Review: Stranger Than Fiction: Lives of the Twentieth-Century Novel

In Stranger Than Fiction: Lives of the Twentieth-Century Novel, Edwin Frank tackles an ambitious project that's ideally suited to his service as the longtime editorial director of New York Review Books and founder of the NYRB Classics series. This admittedly personal selection features some 30 novels, with ones from giants like Mann, Joyce, and Woolf alongside less commonly cited writers, like Natsume Sōseki (Kokoro), Italo Svevo (Confessions of Zeno), and Anna Banti (Artemisia). Frank explores the literature of a century that saw "an art form of extraordinary amplitude put under unprecedented ongoing stress," and how the novelists who labored during that time "respond to that stress by radically reshaping the novel as a literary form."

Offering what he calls "descriptive criticism," in the manner of critics that include Elizabeth Hardwick and Pauline Kael, Frank proceeds in roughly chronological fashion, spanning the century from the publication of H.G. Wells's The Island of Dr. Moreau in 1896 to 2001, when W.G. Sebald's Austerlitz appeared.
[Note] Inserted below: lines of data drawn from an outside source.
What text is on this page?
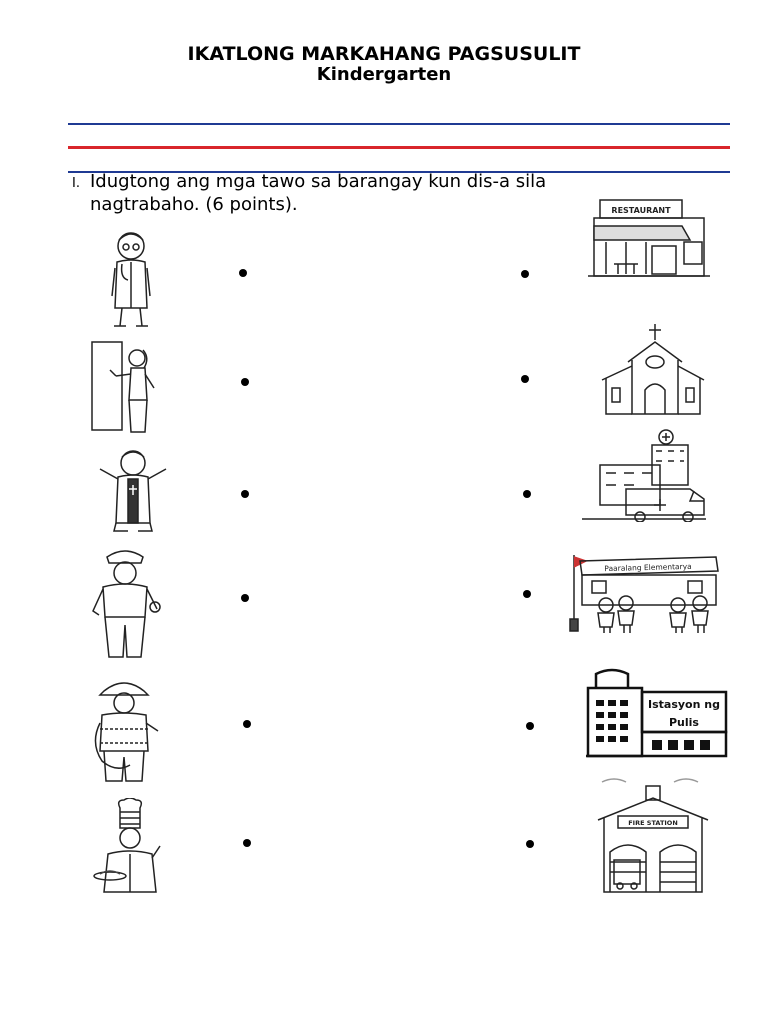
IKATLONG MARKAHANG PAGSUSULIT
Kindergarten
I. Idugtong ang mga tawo sa barangay kun dis-a sila nagtrabaho. (6 points).	RESTAURANT
Paaralang Elementarya
Istasyon ng
Pulis
FIRE STATION
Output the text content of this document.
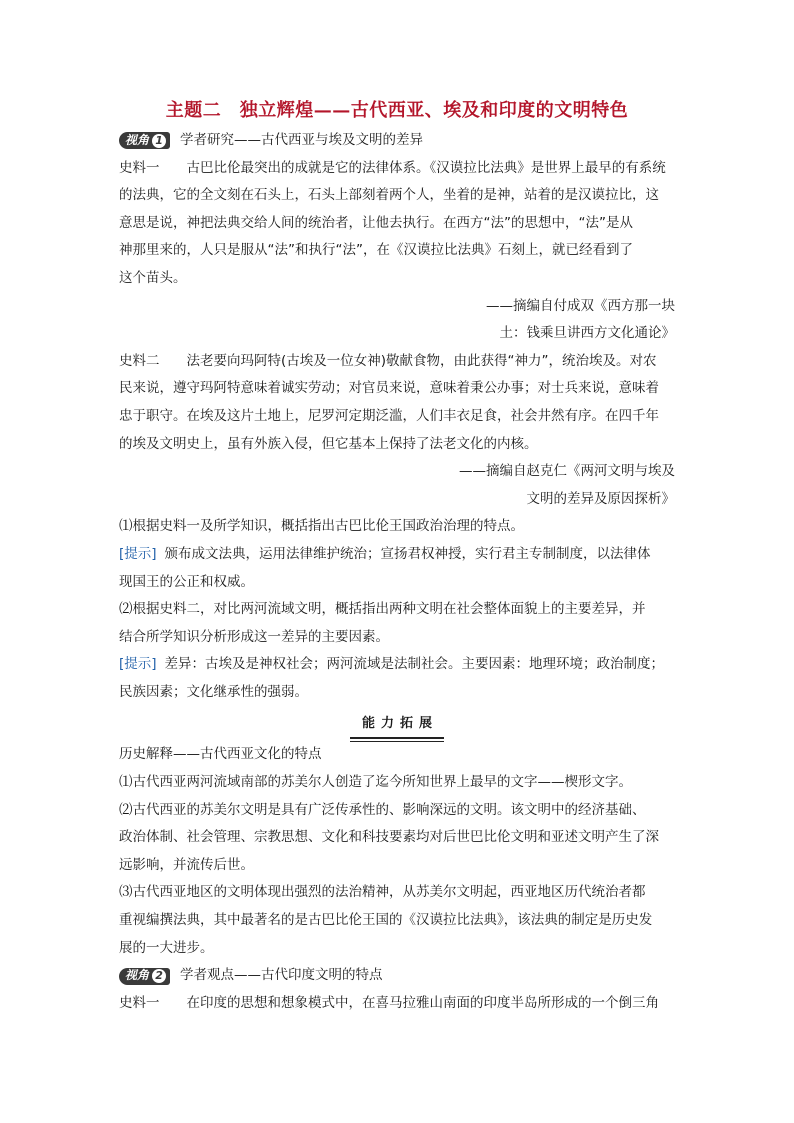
主题二　独立辉煌——古代西亚、埃及和印度的文明特色
视角 1 学者研究——古代西亚与埃及文明的差异

史料一　　 古巴比伦最突出的成就是它的法律体系。《汉谟拉比法典》是世界上最早的有系统

的法典，它的全文刻在石头上，石头上部刻着两个人，坐着的是神，站着的是汉谟拉比，这

意思是说，神把法典交给人间的统治者，让他去执行。在西方“法”的思想中，“法”是从

神那里来的，人只是服从“法”和执行“法”，在《汉谟拉比法典》石刻上，就已经看到了

这个苗头。

——摘编自付成双《西方那一块

土：钱乘旦讲西方文化通论》

史料二　　 法老要向玛阿特(古埃及一位女神)敬献食物，由此获得“神力”，统治埃及。对农

民来说，遵守玛阿特意味着诚实劳动；对官员来说，意味着秉公办事；对士兵来说，意味着

忠于职守。在埃及这片土地上，尼罗河定期泛滥，人们丰衣足食，社会井然有序。在四千年

的埃及文明史上，虽有外族入侵，但它基本上保持了法老文化的内核。

——摘编自赵克仁《两河文明与埃及

文明的差异及原因探析》

⑴根据史料一及所学知识，概括指出古巴比伦王国政治治理的特点。

[提示] 颁布成文法典，运用法律维护统治；宣扬君权神授，实行君主专制制度，以法律体

现国王的公正和权威。

⑵根据史料二，对比两河流域文明，概括指出两种文明在社会整体面貌上的主要差异，并

结合所学知识分析形成这一差异的主要因素。

[提示] 差异：古埃及是神权社会；两河流域是法制社会。主要因素：地理环境；政治制度；

民族因素；文化继承性的强弱。

能力拓展

历史解释——古代西亚文化的特点

⑴古代西亚两河流域南部的苏美尔人创造了迄今所知世界上最早的文字——楔形文字。

⑵古代西亚的苏美尔文明是具有广泛传承性的、影响深远的文明。该文明中的经济基础、

政治体制、社会管理、宗教思想、文化和科技要素均对后世巴比伦文明和亚述文明产生了深

远影响，并流传后世。

⑶古代西亚地区的文明体现出强烈的法治精神，从苏美尔文明起，西亚地区历代统治者都

重视编撰法典，其中最著名的是古巴比伦王国的《汉谟拉比法典》，该法典的制定是历史发

展的一大进步。

视角 2 学者观点——古代印度文明的特点

史料一　　 在印度的思想和想象模式中，在喜马拉雅山南面的印度半岛所形成的一个倒三角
In some chapters, like the one in which he considers Marcel Proust's In Search of Lost Time and James Joyce's Ulysses, he pairs authors to compare and contrast their style or substance. In others, such as his discussion of Robert Musil's massive unfinished opus, The Man Without Qualities, he focuses on a single work. Frank's analyses follow a consistent format, offering meaningful plot summary, ample quotation, and biographical material that helps situate the work in the writer's life and times.

For all its deeply informed insights into acknowledged classics like Thomas Mann's The Magic Mountain or Virginia Woolf's Mrs. Dalloway, one of the unexpected pleasures of Stranger Than Fiction is the opportunity it presents to discover a novel like Georges Perec's Life: A User's Manual. Even as Frank characterizes this "book of mad inventions" as perhaps "the most questionable twentieth-century novel of all," he spiritedly reveals how Perec "is putting the whole question of the self-referentiality of the twentieth-century novel, as well as its relation to the history of the century, on the spot."
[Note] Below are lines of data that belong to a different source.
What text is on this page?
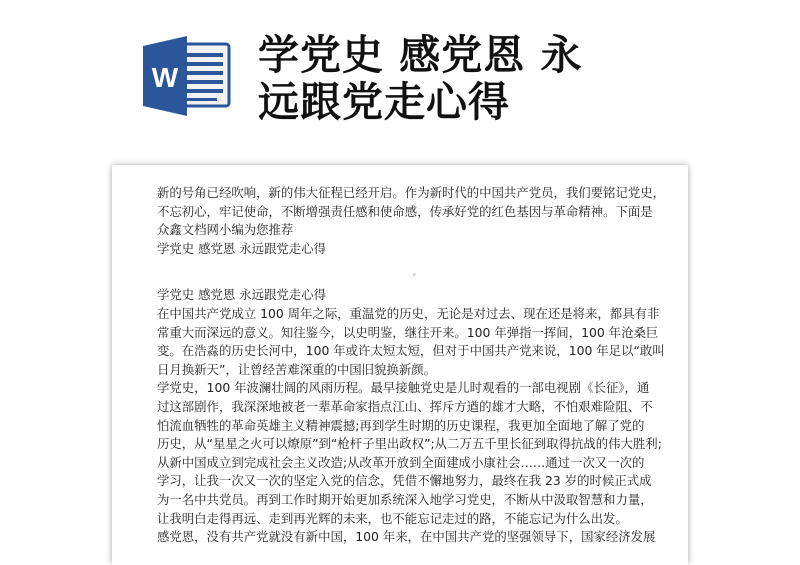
W 学党史 感党恩 永
远跟党走心得
新的号角已经吹响，新的伟大征程已经开启。作为新时代的中国共产党员，我们要铭记党史，
不忘初心，牢记使命，不断增强责任感和使命感，传承好党的红色基因与革命精神。下面是
众鑫文档网小编为您推荐
学党史 感党恩 永远跟党走心得
。
学党史 感党恩 永远跟党走心得
在中国共产党成立 100 周年之际，重温党的历史，无论是对过去、现在还是将来，都具有非
常重大而深远的意义。知往鉴今，以史明鉴，继往开来。100 年弹指一挥间，100 年沧桑巨
变。在浩淼的历史长河中，100 年或许太短太短，但对于中国共产党来说，100 年足以“敢叫
日月换新天”，让曾经苦难深重的中国旧貌换新颜。
学党史，100 年波澜壮阔的风雨历程。最早接触党史是儿时观看的一部电视剧《长征》，通
过这部剧作，我深深地被老一辈革命家指点江山、挥斥方遒的雄才大略，不怕艰难险阻、不
怕流血牺牲的革命英雄主义精神震撼;再到学生时期的历史课程，我更加全面地了解了党的
历史，从“星星之火可以燎原”到“枪杆子里出政权”;从二万五千里长征到取得抗战的伟大胜利;
从新中国成立到完成社会主义改造;从改革开放到全面建成小康社会……通过一次又一次的
学习，让我一次又一次的坚定入党的信念，凭借不懈地努力，最终在我 23 岁的时候正式成
为一名中共党员。再到工作时期开始更加系统深入地学习党史，不断从中汲取智慧和力量，
让我明白走得再远、走到再光辉的未来，也不能忘记走过的路，不能忘记为什么出发。
感党恩，没有共产党就没有新中国，100 年来，在中国共产党的坚强领导下，国家经济发展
Frank's own style is lively and accessible. Stranger Than Fiction will be more meaningful to readers who possess at least some familiarity with the novels he discusses, but it should inspire others to sample these books. While certain of his selections are undebatable, as in any such volume the inevitable omissions undoubtedly will spark controversy. In response to those anticipated objections, Frank has appended a list of some 80 novels for further exploration of his themes. Readers who approach this book with curiosity and an open mind will broaden their literary education in a demonstrable and enjoyable fashion. --Harvey Freedenberg, freelance reviewer

Shelf Talker: Longtime New York Review Books editorial director Edwin Frank offers a well-informed and lively survey of the novel's dramatic transformation in the 20th century.